Bitcoin Mining Won’t Always Be So Costly
Sure, bitcoin mining costs a lot of money, and uses a ton of electricity. But just because the process is so expensive doesn’t make it automatically bad.
Just like with any other economic process, if people are willing to pay the price — and even more so if they’re still turning profits — then the cost and resource consumption is worth it. It’s providing a net benefit to society.
Beyond theoretical terms, just think about what Bitcoin has done for the world so far, and what it has the potential to do in the future. In the last ten years, Bitcoin has created jobs, made people millionaires, and has become a cheaper remittance solution for many in developing countries.
In the future, the cryptocurrency has the potential to take over the world, fostering sustainable economic growth for all. It can encourage the return of saving — removing us from our unhealthy debt economy. Bitcoin remittances can become even more widespread, and countries without access to the global economy can use the currency to become economic powerhouses.

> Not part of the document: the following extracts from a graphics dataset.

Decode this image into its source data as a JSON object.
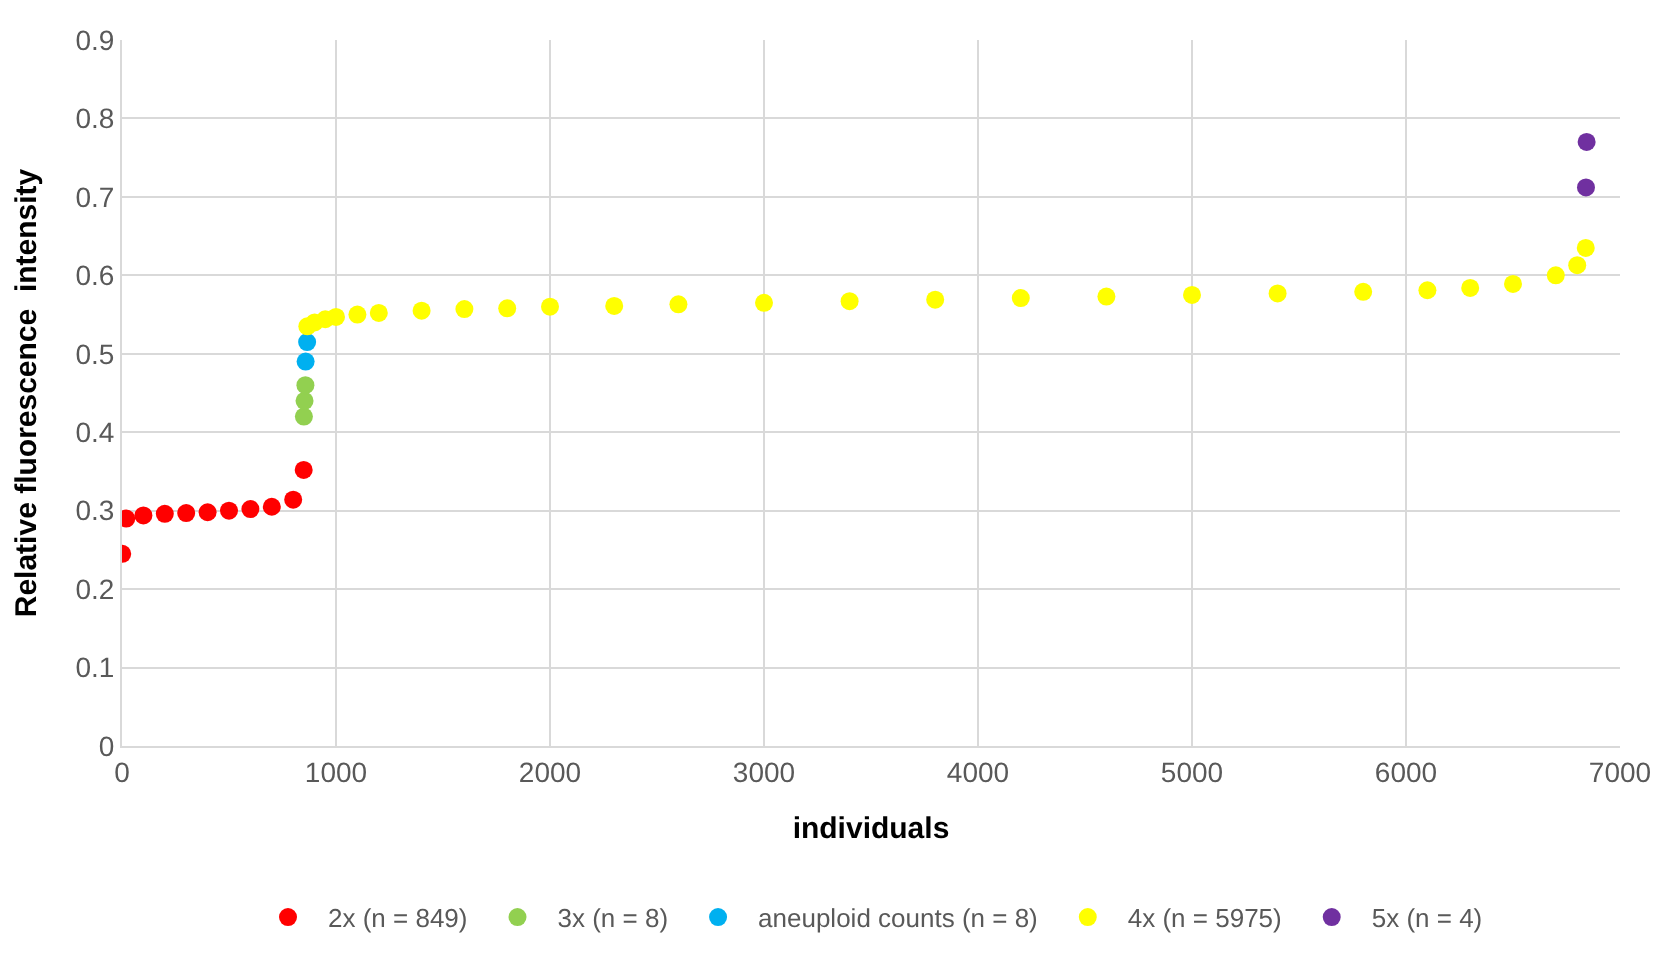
{
  "chart_data": {
    "type": "scatter",
    "xlabel": "individuals",
    "ylabel": "Relative fluorescence  intensity",
    "xlim": [
      0,
      7000
    ],
    "xticks": [
      0,
      1000,
      2000,
      3000,
      4000,
      5000,
      6000,
      7000
    ],
    "ylim": [
      0,
      0.9
    ],
    "yticks": [
      0,
      0.1,
      0.2,
      0.3,
      0.4,
      0.5,
      0.6,
      0.7,
      0.8,
      0.9
    ],
    "grid": true,
    "legend": "bottom",
    "marker": "circle",
    "series": [
      {
        "name": "2x (n = 849)",
        "color": "#ff0000",
        "x": [
          1,
          20,
          100,
          200,
          300,
          400,
          500,
          600,
          700,
          800,
          849
        ],
        "values": [
          0.245,
          0.29,
          0.294,
          0.296,
          0.297,
          0.298,
          0.3,
          0.302,
          0.305,
          0.314,
          0.352
        ]
      },
      {
        "name": "3x (n = 8)",
        "color": "#92d050",
        "x": [
          850,
          853,
          857
        ],
        "values": [
          0.42,
          0.44,
          0.46
        ]
      },
      {
        "name": "aneuploid counts (n = 8)",
        "color": "#00b0f0",
        "x": [
          858,
          865
        ],
        "values": [
          0.49,
          0.515
        ]
      },
      {
        "name": "4x (n = 5975)",
        "color": "#ffff00",
        "x": [
          866,
          900,
          950,
          1000,
          1100,
          1200,
          1400,
          1600,
          1800,
          2000,
          2300,
          2600,
          3000,
          3400,
          3800,
          4200,
          4600,
          5000,
          5400,
          5800,
          6100,
          6300,
          6500,
          6700,
          6800,
          6840
        ],
        "values": [
          0.535,
          0.54,
          0.544,
          0.547,
          0.55,
          0.552,
          0.555,
          0.557,
          0.558,
          0.56,
          0.561,
          0.563,
          0.565,
          0.567,
          0.569,
          0.571,
          0.573,
          0.575,
          0.577,
          0.579,
          0.581,
          0.584,
          0.589,
          0.6,
          0.613,
          0.635
        ]
      },
      {
        "name": "5x (n = 4)",
        "color": "#7030a0",
        "x": [
          6841,
          6844
        ],
        "values": [
          0.712,
          0.77
        ]
      }
    ]
  }
}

If Bitcoin can and will change the world — and if it already has in many ways — the financial cost and energy consumption from mining pays off.
Why Other, More Efficient Coins Can Never Beat Bitcoin
Yes, there are alternative mining algorithms that offer a more energy efficient coin production process, Proof of Stake (PoS) being the most popular one. But there’s a reason why they haven’t been able to replace PoW, and why they won’t be able to create a better money that Bitcoin.

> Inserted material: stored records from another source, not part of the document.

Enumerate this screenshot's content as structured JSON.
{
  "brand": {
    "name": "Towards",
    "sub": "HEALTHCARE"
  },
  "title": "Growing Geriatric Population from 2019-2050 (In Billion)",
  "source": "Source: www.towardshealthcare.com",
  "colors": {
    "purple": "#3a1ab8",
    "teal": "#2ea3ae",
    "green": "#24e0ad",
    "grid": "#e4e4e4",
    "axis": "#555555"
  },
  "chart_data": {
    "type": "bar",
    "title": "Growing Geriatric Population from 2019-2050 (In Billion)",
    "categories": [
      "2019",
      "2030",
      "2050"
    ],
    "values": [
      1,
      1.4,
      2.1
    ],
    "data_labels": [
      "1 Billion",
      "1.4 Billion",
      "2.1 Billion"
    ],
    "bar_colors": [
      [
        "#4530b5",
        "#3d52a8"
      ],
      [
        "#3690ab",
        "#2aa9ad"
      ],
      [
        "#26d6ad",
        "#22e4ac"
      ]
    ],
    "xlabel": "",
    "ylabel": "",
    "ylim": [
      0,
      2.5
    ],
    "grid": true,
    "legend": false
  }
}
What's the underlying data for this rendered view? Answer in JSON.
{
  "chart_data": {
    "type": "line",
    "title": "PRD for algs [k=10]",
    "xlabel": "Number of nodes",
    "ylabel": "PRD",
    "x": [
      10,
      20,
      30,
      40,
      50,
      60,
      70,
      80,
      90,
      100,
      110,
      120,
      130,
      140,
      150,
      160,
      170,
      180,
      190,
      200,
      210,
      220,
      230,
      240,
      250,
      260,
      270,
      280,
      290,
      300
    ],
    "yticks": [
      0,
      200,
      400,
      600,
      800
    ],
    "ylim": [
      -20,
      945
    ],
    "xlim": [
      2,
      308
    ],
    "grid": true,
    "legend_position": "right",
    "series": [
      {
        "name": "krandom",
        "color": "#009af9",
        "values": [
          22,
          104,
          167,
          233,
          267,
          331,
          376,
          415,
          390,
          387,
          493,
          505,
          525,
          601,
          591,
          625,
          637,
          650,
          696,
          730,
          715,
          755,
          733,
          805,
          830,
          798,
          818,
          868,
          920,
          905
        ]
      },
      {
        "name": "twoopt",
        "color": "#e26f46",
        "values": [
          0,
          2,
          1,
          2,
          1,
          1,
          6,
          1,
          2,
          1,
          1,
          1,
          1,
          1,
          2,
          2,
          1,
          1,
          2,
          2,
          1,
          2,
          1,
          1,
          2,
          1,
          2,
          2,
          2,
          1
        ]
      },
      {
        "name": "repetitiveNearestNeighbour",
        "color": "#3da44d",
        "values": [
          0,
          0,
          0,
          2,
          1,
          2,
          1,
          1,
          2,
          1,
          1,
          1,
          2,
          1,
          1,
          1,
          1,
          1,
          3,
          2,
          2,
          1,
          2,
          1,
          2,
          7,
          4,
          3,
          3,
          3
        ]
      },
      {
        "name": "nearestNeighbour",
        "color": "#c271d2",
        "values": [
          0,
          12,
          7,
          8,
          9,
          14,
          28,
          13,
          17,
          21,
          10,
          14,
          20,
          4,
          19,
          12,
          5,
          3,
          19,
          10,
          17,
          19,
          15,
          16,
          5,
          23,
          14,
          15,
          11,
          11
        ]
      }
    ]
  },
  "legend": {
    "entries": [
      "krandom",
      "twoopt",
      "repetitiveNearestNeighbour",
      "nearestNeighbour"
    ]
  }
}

These energy efficient algorithms, namely PoS, do not have a symbiotic techno-economic relationship like PoW. Therefore, coins running on these algorithms cannot dynamically control the growth in money supply to prevent shocks that throw purchasing power out of balance.
Under these systems, currencies become more volatile, less reliable, and will fail to foster growth in a cryptocurrency-centric economy.
They can save energy and production costs, but they can’t change the world. That is why Proof of Work is, and always will be, the king of cryptocurrency.